As the title suggests, Byatt explores possession in various forms. After finishing Possession, I read that Byatt was inspired to write this after watching a Samuel Taylor Coleridge scholar in the British Museum Library. She commented, “I thought, it’s almost like a case of demonic possession, and I wondered — has she eaten up his life or has he eaten up hers?” She explores the biographer-subject relationship that can become a type of literary grave-robbing. In the book, Byatt mentions the “vultures” who rifled through the desk of Charles Dickens after his death and discusses how George Eliot had her most personal letters buried with her. The characters also wrestle with ownership and independence in the context of their romantic relationships.
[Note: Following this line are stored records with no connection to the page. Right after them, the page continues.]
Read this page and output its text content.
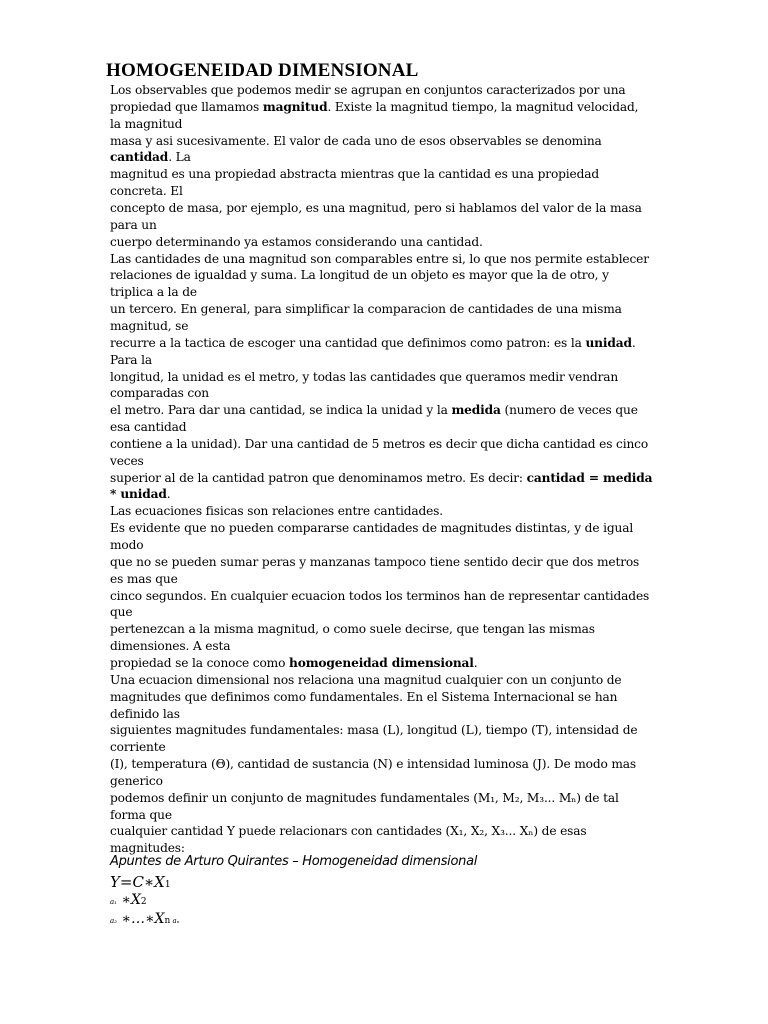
HOMOGENEIDAD DIMENSIONAL
Los observables que podemos medir se agrupan en conjuntos caracterizados por una
propiedad que llamamos magnitud. Existe la magnitud tiempo, la magnitud velocidad,
la magnitud
masa y asi sucesivamente. El valor de cada uno de esos observables se denomina
cantidad. La
magnitud es una propiedad abstracta mientras que la cantidad es una propiedad
concreta. El
concepto de masa, por ejemplo, es una magnitud, pero si hablamos del valor de la masa
para un
cuerpo determinando ya estamos considerando una cantidad.
Las cantidades de una magnitud son comparables entre si, lo que nos permite establecer
relaciones de igualdad y suma. La longitud de un objeto es mayor que la de otro, y
triplica a la de
un tercero. En general, para simplificar la comparacion de cantidades de una misma
magnitud, se
recurre a la tactica de escoger una cantidad que definimos como patron: es la unidad.
Para la
longitud, la unidad es el metro, y todas las cantidades que queramos medir vendran
comparadas con
el metro. Para dar una cantidad, se indica la unidad y la medida (numero de veces que
esa cantidad
contiene a la unidad). Dar una cantidad de 5 metros es decir que dicha cantidad es cinco
veces
superior al de la cantidad patron que denominamos metro. Es decir: cantidad = medida
* unidad.
Las ecuaciones fisicas son relaciones entre cantidades.
Es evidente que no pueden compararse cantidades de magnitudes distintas, y de igual
modo
que no se pueden sumar peras y manzanas tampoco tiene sentido decir que dos metros
es mas que
cinco segundos. En cualquier ecuacion todos los terminos han de representar cantidades
que
pertenezcan a la misma magnitud, o como suele decirse, que tengan las mismas
dimensiones. A esta
propiedad se la conoce como homogeneidad dimensional.
Una ecuacion dimensional nos relaciona una magnitud cualquier con un conjunto de
magnitudes que definimos como fundamentales. En el Sistema Internacional se han
definido las
siguientes magnitudes fundamentales: masa (L), longitud (L), tiempo (T), intensidad de
corriente
(I), temperatura (Θ), cantidad de sustancia (N) e intensidad luminosa (J). De modo mas
generico
podemos definir un conjunto de magnitudes fundamentales (M₁, M₂, M₃... Mₙ) de tal
forma que
cualquier cantidad Y puede relacionars con cantidades (X₁, X₂, X₃... Xₙ) de esas
magnitudes:
Apuntes de Arturo Quirantes – Homogeneidad dimensional
Y=C∗X1
a₁ ∗X2
a₂ ∗…∗Xn aₙ
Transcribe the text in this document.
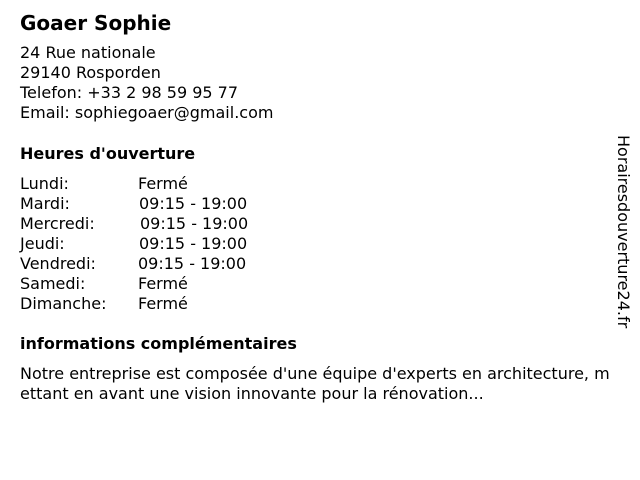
Goaer Sophie
24 Rue nationale
29140 Rosporden
Telefon: +33 2 98 59 95 77
Email: sophiegoaer@gmail.com
Heures d'ouverture
Lundi:	Fermé
Mardi:	09:15 - 19:00
Mercredi:	09:15 - 19:00
Jeudi:	09:15 - 19:00
Vendredi:	09:15 - 19:00
Samedi:	Fermé
Dimanche: Fermé
informations complémentaires
Notre entreprise est composée d'une équipe d'experts en architecture, mettant en avant une vision innovante pour la rénovation...
Horairesdouverture24.fr
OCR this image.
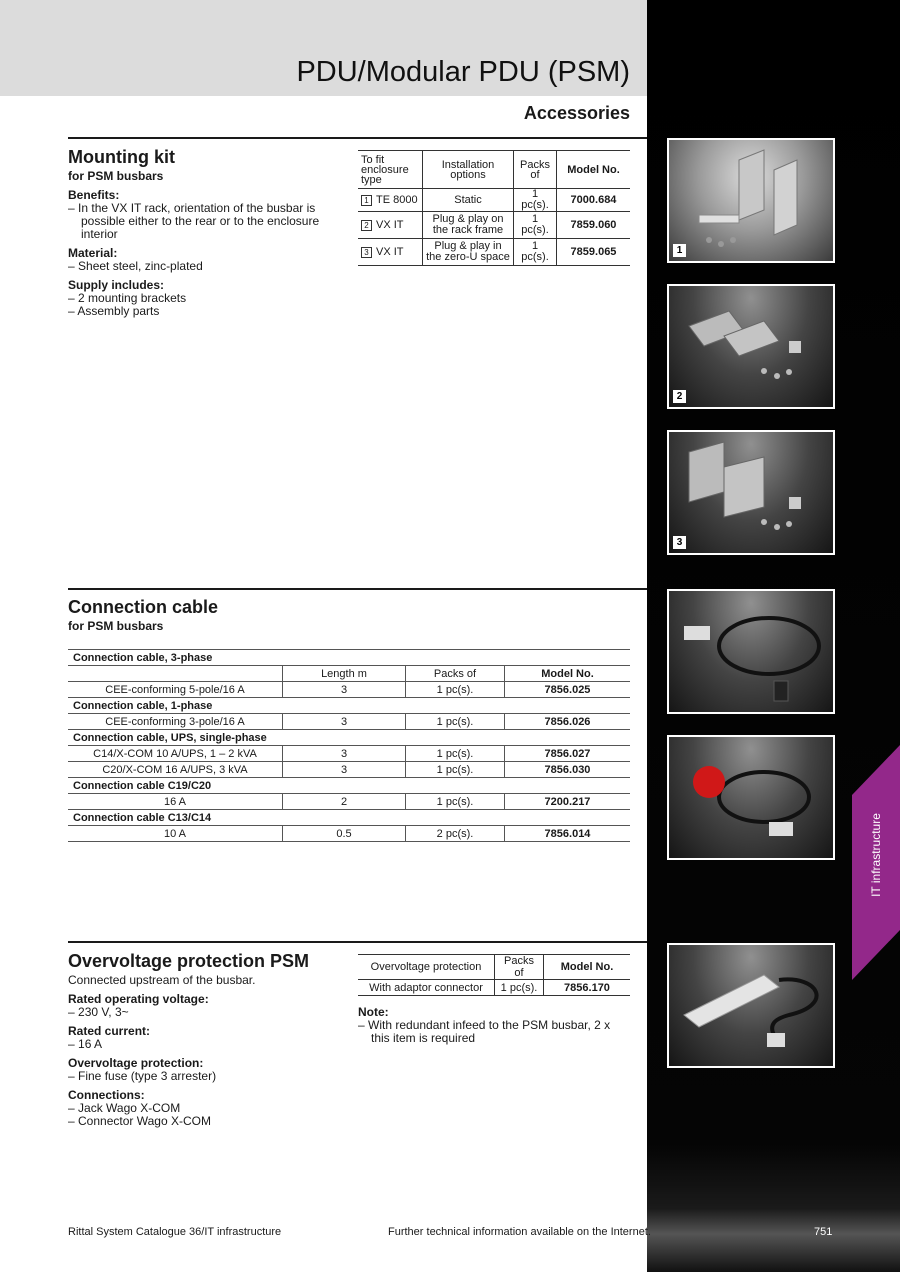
PDU/Modular PDU (PSM)
Accessories
IT infrastructure
1
2
3
Mounting kit
for PSM busbars
Benefits:
– In the VX IT rack, orientation of the busbar is possible either to the rear or to the enclosure interior
Material:
– Sheet steel, zinc-plated
Supply includes:
– 2 mounting brackets
– Assembly parts
To fit enclosure type	Installation options	Packs of	Model No.
1 TE 8000	Static	1 pc(s).	7000.684
2 VX IT	Plug & play on the rack frame	1 pc(s).	7859.060
3 VX IT	Plug & play in the zero-U space	1 pc(s).	7859.065
Connection cable
for PSM busbars
Connection cable, 3-phase			
	Length m	Packs of	Model No.
CEE-conforming 5-pole/16 A	3	1 pc(s).	7856.025
Connection cable, 1-phase			
CEE-conforming 3-pole/16 A	3	1 pc(s).	7856.026
Connection cable, UPS, single-phase			
C14/X-COM 10 A/UPS, 1 – 2 kVA	3	1 pc(s).	7856.027
C20/X-COM 16 A/UPS, 3 kVA	3	1 pc(s).	7856.030
Connection cable C19/C20			
16 A	2	1 pc(s).	7200.217
Connection cable C13/C14			
10 A	0.5	2 pc(s).	7856.014
Overvoltage protection PSM
Connected upstream of the busbar.
Rated operating voltage:
– 230 V, 3~
Rated current:
– 16 A
Overvoltage protection:
– Fine fuse (type 3 arrester)
Connections:
– Jack Wago X-COM
– Connector Wago X-COM
Overvoltage protection	Packs of	Model No.
With adaptor connector	1 pc(s).	7856.170
Note:
– With redundant infeed to the PSM busbar, 2 x this item is required
Rittal System Catalogue 36/IT infrastructure	Further technical information available on the Internet.	751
While this book is dense with themes and allusions, it is also an entertaining adventure love story — the last 100 pages completely engrossed me. However, I might hesitate to recommend this to a friend. Possession is somewhat esoteric, and you must enjoy Victorian poetry and writing to like this. Even in the 1980s storyline, Byatt’s writing style is ornate and filled with long digressions. For instance, Byatt takes a page or so to describe Roland photocopying a document: “In the dim and hum of the extractor fan, he took out the two letters and read them again. Then he spread them face down, to be scryed on the black glass . . .” I happen to love that type of writing when it is executed well, as it is here, but I see how this writing style is not for everyone. Basically, if you love a literary puzzle and Victorian writing, you should read this!
Rating: 4/5
Genre: Historical Fiction
Notable prizes/book clubs/lists: Booker Prize (1990)
Page count: 517 pages
Audio: 22 hours and 18 minutes (But I would not recommend trying this on audio — it is an older recording, and it is hard to distinguish who is speaking.)
Movie/TV pairings: In 2002, this book was adapted into a movie starring Gwyneth Paltrow and Aaron Eckhart. Here is a link to the movie trailer.
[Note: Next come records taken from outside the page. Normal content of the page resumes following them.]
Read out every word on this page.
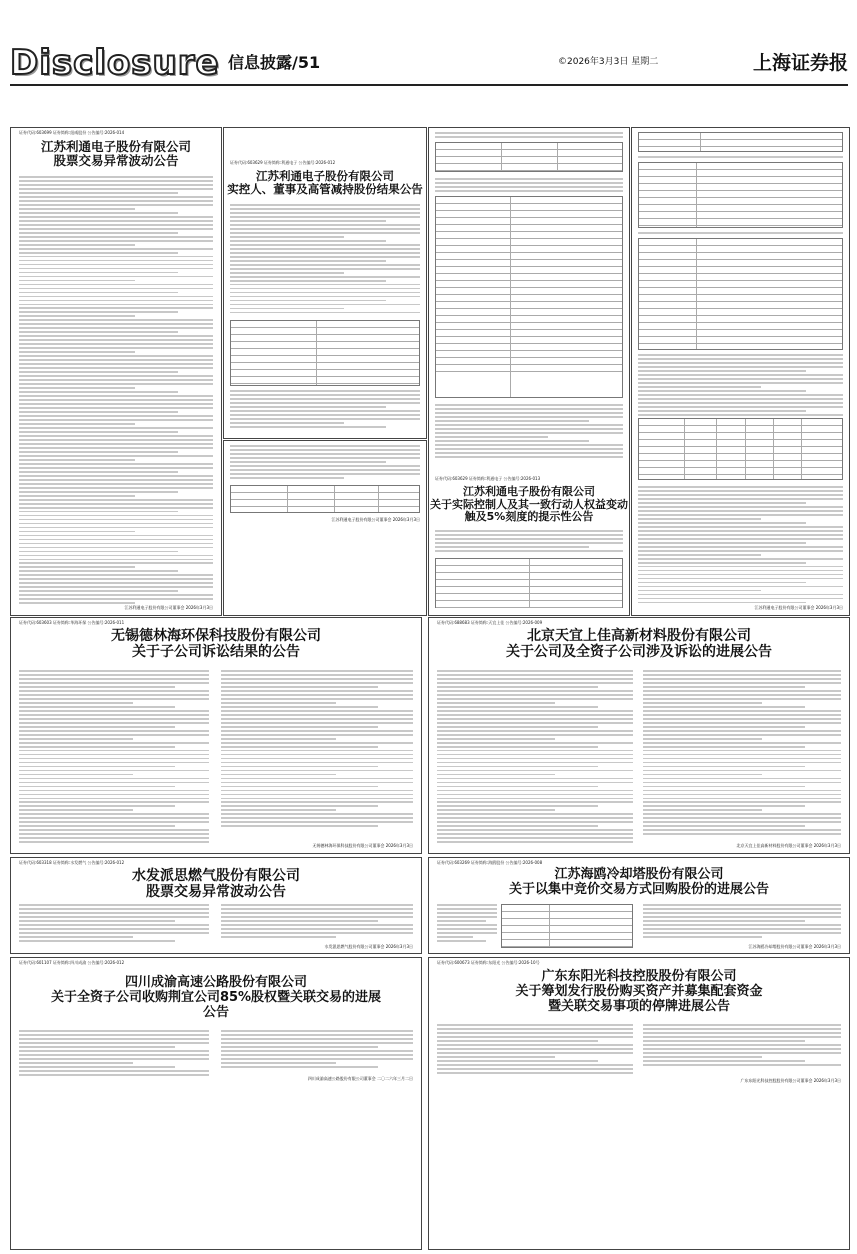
Disclosure 信息披露/51	©2026年3月3日 星期二	上海证券报
证券代码:603699 证券简称:纽威股份 公告编号:2026-014
江苏利通电子股份有限公司
股票交易异常波动公告
江苏利通电子股份有限公司董事会 2026年3月3日
证券代码:603629 证券简称:利通电子 公告编号:2026-012
江苏利通电子股份有限公司
实控人、董事及高管减持股份结果公告
江苏利通电子股份有限公司董事会 2026年3月3日
证券代码:603629 证券简称:利通电子 公告编号:2026-013
江苏利通电子股份有限公司
关于实际控制人及其一致行动人权益变动
触及5%刻度的提示性公告
江苏利通电子股份有限公司董事会 2026年3月3日
证券代码:603603 证券简称:华海环保 公告编号:2026-011
无锡德林海环保科技股份有限公司
关于子公司诉讼结果的公告
无锡德林海环保科技股份有限公司董事会 2026年3月3日
证券代码:688683 证券简称:天宜上佳 公告编号:2026-009
北京天宜上佳高新材料股份有限公司
关于公司及全资子公司涉及诉讼的进展公告
北京天宜上佳高新材料股份有限公司董事会 2026年3月3日
证券代码:603318 证券简称:水发燃气 公告编号:2026-012
水发派思燃气股份有限公司
股票交易异常波动公告
水发派思燃气股份有限公司董事会 2026年3月3日
证券代码:603269 证券简称:海鸥股份 公告编号:2026-008
江苏海鸥冷却塔股份有限公司
关于以集中竞价交易方式回购股份的进展公告
江苏海鸥冷却塔股份有限公司董事会 2026年3月3日
证券代码:601107 证券简称:四川成渝 公告编号:2026-012
四川成渝高速公路股份有限公司
关于全资子公司收购荆宜公司85%股权暨关联交易的进展
公告
四川成渝高速公路股份有限公司董事会 二〇二六年三月二日
证券代码:600673 证券简称:东阳光 公告编号:2026-10号
广东东阳光科技控股股份有限公司
关于筹划发行股份购买资产并募集配套资金
暨关联交易事项的停牌进展公告
广东东阳光科技控股股份有限公司董事会 2026年3月3日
Articles I cannot stop thinking about:
“Russian Missiles, American Chips” in Bloomberg
Silicon chips have extremely complex supply chains. This article concerns supply chains gone awry — American chips guided Russian missiles in an explosion in 2023 in Ukraine:
One fragment that survived the explosion was a forest-green metal board dotted with chips the size of a baby’s fingernails inside squares with yellow borders. Vysikan pulls out a magnifying glass to read the tiny print etched into two of the semiconductors. It shows they were made by Silicon Laboratories Inc., a company based in Austin. Numbers on the chips show they were produced in the third week of January and the first week of March 2022. It takes months for semiconductors to snake their way through the global supply chain, making it likely Russia imported them after Western export controls were in place.
If you are interested in the history and development of silicon chips, I highly recommend Chris Miller’s Chip War.
“The Elite College Students Who Can’t Read Books” from The Atlantic
“Many students no longer arrive at college—even at highly selective, elite colleges—prepared to read books.” A Columbia student said that in high school, “She had been assigned excerpts, poetry, and news articles, but not a single book cover to cover.”
What I am cooking:
Cucumber salad and pan-seared tuna
Pan-seared tuna with avocado, soy, ginger, and lime: This tuna recipe is incredibly easy and quick. This sauce would also work well with other fish or tofu dishes.
Samin Nosrat’s Vietnamese cucumber salad: Also easy!